Muscle ageing and anabolic response in the context of healthy and chronically HIV infected individuals

Abstract

In the last thirty years of the HIV epidemic, HIV has transitioned from a deadly to a chronic, manageable disease wherein infected individuals are living longer. However, despite the efficacy of antiretroviral therapy in suppressing viral burden, the quality of life is still impacted. HIV-infected individuals display symptoms associated with the elderly including a frailty related phenotype, declines in muscle and bone mass, and notably, a host response resulting in gradual increases in systemic inflammation. This physiological dysregulation leads to increased morbidity and mortality in the HIV positive population. Anabolic therapies targeting muscle loss have demonstrated the efficacy of androgen supplementation, particularly testosterone, in increasing muscle mass in both younger and older individuals, as well as in HIV positive patients. In this thesis, we drew from previous studies on aging and muscle biology to understand HIV associated decreases in muscle function.

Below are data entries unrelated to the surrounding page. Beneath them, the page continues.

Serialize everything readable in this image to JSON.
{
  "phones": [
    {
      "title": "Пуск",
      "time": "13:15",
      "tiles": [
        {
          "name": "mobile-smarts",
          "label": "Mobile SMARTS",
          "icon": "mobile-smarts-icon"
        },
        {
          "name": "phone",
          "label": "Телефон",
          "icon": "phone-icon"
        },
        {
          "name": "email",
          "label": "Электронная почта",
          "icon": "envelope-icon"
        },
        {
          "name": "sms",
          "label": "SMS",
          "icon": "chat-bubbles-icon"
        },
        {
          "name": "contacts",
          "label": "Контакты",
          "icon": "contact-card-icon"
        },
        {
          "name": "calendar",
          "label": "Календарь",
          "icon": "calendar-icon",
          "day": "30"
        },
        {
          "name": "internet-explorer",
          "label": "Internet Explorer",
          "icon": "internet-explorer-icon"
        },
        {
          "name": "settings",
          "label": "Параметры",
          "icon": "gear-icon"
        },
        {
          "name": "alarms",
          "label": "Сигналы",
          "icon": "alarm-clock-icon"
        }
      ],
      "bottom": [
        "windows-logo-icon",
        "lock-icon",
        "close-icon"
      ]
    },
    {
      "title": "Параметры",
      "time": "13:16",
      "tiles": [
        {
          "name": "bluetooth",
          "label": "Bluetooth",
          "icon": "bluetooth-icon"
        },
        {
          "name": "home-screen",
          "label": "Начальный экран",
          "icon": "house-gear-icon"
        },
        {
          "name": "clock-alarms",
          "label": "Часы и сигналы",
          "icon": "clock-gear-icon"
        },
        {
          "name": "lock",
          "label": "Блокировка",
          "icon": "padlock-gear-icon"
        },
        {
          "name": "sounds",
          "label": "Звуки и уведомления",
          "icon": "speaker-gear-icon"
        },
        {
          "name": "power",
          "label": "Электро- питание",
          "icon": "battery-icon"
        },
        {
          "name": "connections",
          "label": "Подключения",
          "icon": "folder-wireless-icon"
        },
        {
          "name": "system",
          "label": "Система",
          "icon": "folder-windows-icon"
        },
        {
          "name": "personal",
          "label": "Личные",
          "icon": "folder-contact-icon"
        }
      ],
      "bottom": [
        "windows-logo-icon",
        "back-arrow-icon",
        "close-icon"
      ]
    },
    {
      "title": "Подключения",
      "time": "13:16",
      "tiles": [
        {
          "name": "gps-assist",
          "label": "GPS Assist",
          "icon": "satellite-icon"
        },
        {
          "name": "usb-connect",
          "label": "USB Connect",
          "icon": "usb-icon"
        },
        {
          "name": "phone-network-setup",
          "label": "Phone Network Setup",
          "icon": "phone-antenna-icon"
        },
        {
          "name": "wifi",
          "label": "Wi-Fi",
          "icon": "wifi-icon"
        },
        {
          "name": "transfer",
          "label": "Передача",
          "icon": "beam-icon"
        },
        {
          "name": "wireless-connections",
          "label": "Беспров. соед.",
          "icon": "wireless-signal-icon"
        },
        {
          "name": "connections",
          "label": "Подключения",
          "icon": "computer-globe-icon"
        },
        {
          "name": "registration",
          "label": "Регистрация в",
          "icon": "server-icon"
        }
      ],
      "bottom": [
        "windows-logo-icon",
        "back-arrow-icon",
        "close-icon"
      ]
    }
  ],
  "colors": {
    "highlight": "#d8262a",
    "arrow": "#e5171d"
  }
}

We evaluated changes in serum biomarkers between older and younger men at baseline and in response to testosterone to identify possible pathways for age related declines in muscle and testosterone response. We then evaluated genomic data from muscle biopsy tissues from HIV infected individuals, older men and younger men to identify pathways that are common to infection and aging and that may underlie declines in muscle mass and function. Finally, we characterized the identified human aging pathways in two animal models of HIV infection, the HIV transgenic rat and the SIV infected rhesus macaque. Here, we provided data on nine independent serum biomarkers related to aging and observed a subset of those that change with age to be affected by testosterone treatment. Furthermore, we found a ten gene signature in muscle that differed between young and old and showed premature expression of this signature in HIV infected people. Because the signature and biomarkers implicated TGFβ associated senescence and fibrotic pathways, we explored these pathways and phenotypes in models of HIV infection, and found suggestions of accelerated aging in muscle of HIV infected individuals. Overall, this thesis provides insights into natural aging pathways co-opted by HIV and how these pathways might play a role in declines in muscle mass and function.